“We have a leak!”
 

Those are frightening words to hear if you live near or work in a facility that produces or stores hazardous material. They can be just as frightening, dreadful and troublesome when the leak is not hazardous and not in a nearby plant, but in your home.

 

“We have a leak! I can hear it.”

 

The first response in any crisis situation comes from a well-prepared public relations department. I can do this in my sleep, which is good because I was still half asleep at the time. “No, you must be mistaken.”

 

“No, we have a leak.”

 

“Are you sure? Maybe it just sounds like a leak.”

 

“It is a leak!”

 

“Can you see it? If you can’t see it, you can’t be sure that it is a leak.”

 

“Get out of bed and see for yourself!”

 

“Well, if it is a leak and we don’t yet know that it is, maybe it is not a very bad leak.”

 

“Get in here!”

 

The time for public relations is done.

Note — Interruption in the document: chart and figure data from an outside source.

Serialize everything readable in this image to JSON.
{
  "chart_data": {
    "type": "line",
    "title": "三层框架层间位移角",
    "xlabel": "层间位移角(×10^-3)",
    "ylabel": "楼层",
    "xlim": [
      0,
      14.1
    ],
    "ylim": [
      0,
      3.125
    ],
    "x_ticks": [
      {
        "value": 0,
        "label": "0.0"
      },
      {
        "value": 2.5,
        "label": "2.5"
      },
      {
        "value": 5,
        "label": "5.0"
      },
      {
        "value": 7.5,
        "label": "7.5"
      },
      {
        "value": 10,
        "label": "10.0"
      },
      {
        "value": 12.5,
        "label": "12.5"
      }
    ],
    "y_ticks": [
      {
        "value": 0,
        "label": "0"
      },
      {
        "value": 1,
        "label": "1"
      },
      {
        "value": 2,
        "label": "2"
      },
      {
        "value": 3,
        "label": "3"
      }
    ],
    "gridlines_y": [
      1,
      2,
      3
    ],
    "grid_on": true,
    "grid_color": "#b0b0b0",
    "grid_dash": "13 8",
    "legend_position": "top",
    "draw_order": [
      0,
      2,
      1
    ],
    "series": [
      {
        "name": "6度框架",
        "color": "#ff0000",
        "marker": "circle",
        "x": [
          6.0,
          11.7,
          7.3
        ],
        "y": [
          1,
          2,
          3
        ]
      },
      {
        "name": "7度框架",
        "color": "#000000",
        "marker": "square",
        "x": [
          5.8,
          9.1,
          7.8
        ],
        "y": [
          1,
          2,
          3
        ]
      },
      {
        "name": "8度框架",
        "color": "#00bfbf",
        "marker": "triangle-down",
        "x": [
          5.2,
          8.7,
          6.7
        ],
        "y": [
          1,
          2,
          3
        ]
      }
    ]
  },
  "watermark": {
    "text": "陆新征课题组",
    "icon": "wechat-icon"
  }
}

It is time to get some boots on the ground and do a little reconnaissance.

 

So there I am standing in the bathroom that I have spent the better part of my life remodeling, or so it seems, and I hear it in all of its frightening, dreadful, troublesome fury. It is not a leak; it is a deafening cascade. It is a torrent of water rushing from the confines of a copper pipe to the sweet liberty of the wall behind my new shower and ultimately to the ground beneath my house.

 

I need a chaplain. I am spiritually distressed. I hear water dripping, but how do I get to it? Not through any of the freshly painted walls in this room, I can promise you that! Through the bedroom, up the hall and into the other bathroom, I am looking at the wall that is shared with the bathroom that I just left. Looking down, I see wet wall board. We have found our entry point.

 

After removing a sink, a bathroom countertop and a 2-foot by 8-foot section of wall board, I am looking at the water pipes that supply my shower. There is the leak.

 

It is time to go to the home improvement store. Getting the items I need to fix the leak should be no problem. Talking to the man with the gentle voice in the plumbing aisle, I wonder out loud if I should buy a pipe cutter, fearing that I might not be able to locate the one that I already have. He discourages me saying that a pipe cutter will add six or seven dollars to my bill. For some reason, I let his frugal urgings keep me from purchasing the pipe cutter. Even as I leave the store without it, I know that I am making a big mistake. I know that I will not be able to find it, but I drive all the way home to prove my point. Then I go back to the store to buy a pipe cutter. After that, the repair is easily accomplished.

 

I did not like having to buy a tool that I knew I already possessed. Having a tool and not knowing its location is frustrating. Having a tool and not knowing how to use it is also frustrating. That happened to me the first time that I used a pipe cutter and it made the job more difficult than it should have been.

 

As we journey toward Jerusalem during this Lenten season, we face a similar problem, though in a spiritual way. Calvary is not a tool, not something that we can hold in our hand and manipulate. It is a gift—a life-changing gift. What God did in Christ makes it possible for us to be in the most profound of relationships. In Christ, God brings us into God’s family. We become sons and daughters of God, children of God, in a way that we were not before Christ, before Calvary, before Easter.

 

A lifetime is not enough time to experience the mystery and wonder of this gift. Yet, too often we go in the other direction. We are content to store this amazing gift in the garages and utility rooms of our lives. When emergencies arise, we go looking for it. If we are fortunate, we find it in the last place we left it. Looking back, we remember something exciting and fresh, an encounter with God. But having left it in the corners of our lives gathering dust, it does not seem to fit where we are now.

 

The relationship that God wants with each of us is not a one-time event. It is an ongoing, everyday experience. Often times we hear people talking about what they are giving up for Lent. I wonder if we might not be better served if we took a different approach. What if we added something for Lent? What if each day for just a few minutes, we took the time to ponder the wonders of this thing that God has done for us?

 

Ed Sunday-Winters is senior pastor of Ball Camp Baptist Church in Knoxville, Tenn. He blogs at Just Words.